We're excited also because we already have data to show it. With a single low dose, just single dose of the volume that we were giving in the eye, we did a small proof of concept, and we had an intermediate risk. Remember that big bucket with 80,000 patients where most of the patients are, not CIS with 4,000, but the big 80,000 bucket, four out of five treated tumors had a complete response with just a single low volume of our drug. Imagine now that we're dose escalating and we're going to have 10 times this dose. We had three of five patients that not only responded to the treated tumor, but untreated tumors, meaning that with our immune system, just with a little tiny bit of drug, we have a urothelial field effect.
That's what you want because we can all treat cancer if you give a chemotherapeutic agent for years. Do you want chemotherapy in your bladder for more than 12 months or maybe 24 months? No. What you want is something that you can give first that will have that memory in your urothelia. If the tumor comes back, it's the immune system that's going to treat it and not a chemotherapeutic agent being loaded into your bladder. That's the opportunity. In high risk, we also had good response. With this very low dose, we were able to shrink tumors, have complete responses, and all of the lesions were highly, highly immune infiltrated. That is the promise of this potential in bladder cancer. With a completely different formulation, we have really an opportunity. Now, let me show you what it looks like.
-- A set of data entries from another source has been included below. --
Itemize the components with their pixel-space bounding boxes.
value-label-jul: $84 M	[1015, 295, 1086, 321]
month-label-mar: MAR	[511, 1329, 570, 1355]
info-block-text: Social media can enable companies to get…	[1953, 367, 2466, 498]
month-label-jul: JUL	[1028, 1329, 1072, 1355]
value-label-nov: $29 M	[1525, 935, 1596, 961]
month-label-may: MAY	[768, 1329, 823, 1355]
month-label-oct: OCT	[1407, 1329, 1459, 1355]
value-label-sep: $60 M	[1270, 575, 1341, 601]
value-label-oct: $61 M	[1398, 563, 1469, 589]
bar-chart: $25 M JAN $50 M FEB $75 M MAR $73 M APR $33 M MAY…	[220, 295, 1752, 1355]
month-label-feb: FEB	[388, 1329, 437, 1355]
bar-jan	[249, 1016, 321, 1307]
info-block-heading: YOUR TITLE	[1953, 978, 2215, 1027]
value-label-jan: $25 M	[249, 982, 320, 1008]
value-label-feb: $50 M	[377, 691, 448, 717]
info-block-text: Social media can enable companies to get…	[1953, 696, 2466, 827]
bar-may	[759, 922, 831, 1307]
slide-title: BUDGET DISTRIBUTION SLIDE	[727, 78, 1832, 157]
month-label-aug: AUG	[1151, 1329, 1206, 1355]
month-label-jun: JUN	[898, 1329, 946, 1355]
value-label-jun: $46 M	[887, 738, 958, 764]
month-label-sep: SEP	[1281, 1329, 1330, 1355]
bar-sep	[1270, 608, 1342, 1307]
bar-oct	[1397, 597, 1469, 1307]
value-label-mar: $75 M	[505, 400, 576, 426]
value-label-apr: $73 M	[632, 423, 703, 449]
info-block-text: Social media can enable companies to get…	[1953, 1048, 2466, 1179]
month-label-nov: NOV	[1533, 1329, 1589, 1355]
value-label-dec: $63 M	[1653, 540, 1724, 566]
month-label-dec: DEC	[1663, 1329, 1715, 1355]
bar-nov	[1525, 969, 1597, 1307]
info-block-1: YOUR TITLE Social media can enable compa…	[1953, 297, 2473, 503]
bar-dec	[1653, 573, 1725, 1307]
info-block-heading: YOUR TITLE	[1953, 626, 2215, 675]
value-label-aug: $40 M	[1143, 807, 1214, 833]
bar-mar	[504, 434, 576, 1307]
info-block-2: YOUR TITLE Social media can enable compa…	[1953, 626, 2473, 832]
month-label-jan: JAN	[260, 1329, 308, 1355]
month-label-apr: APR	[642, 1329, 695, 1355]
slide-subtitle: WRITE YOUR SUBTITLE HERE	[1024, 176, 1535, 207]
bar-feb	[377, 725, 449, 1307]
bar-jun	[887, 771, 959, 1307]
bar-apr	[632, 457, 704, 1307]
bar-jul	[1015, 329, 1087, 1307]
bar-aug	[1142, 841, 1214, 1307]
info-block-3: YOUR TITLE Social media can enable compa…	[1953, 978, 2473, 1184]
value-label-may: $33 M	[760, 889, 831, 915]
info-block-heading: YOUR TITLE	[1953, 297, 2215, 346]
What is it to have a complete response with a single dose? It means that you go and with just literally a cystoscope, you can inject this without general anesthesia, a tiny injection into the base of this tumor, and seven days later, the tumor is gone. Not only the tumor is gone, but you have this response. These are T cells. These are B cells. These are dendritic cells that are a clear, clear sign of an adaptive immune response happening. These are the lymphoid cells moving into the base of the tumor. There's no tumor here, but these are your surveillance cells that are going to be scavengers waiting for the tumor if it ever comes back to kill it. That is the power of this technology. We are where we are. This is where we are. All I've shown you is from a tiny low dose.
Imagine if you now treat multiple tumors multiple times and you dose escalate with an impeccable safety profile. You give it first. You can always give anything else later. We don't compete with any adjuvant treatment, but they will want to give us first. The urologists are really excited. We are enrolling, and we're enrolling really, really fast. There's only one reason to enroll fast. When a drug works, physicians want to be behind the drug, especially if it's an early mechanism of action that's so disruptive. That's where we are. We have a very exciting program in phase 3, a very exciting program that can disrupt the market in bladder cancer with the opportunity to partner and a very strong cash to take us to the readouts. Thank you very much.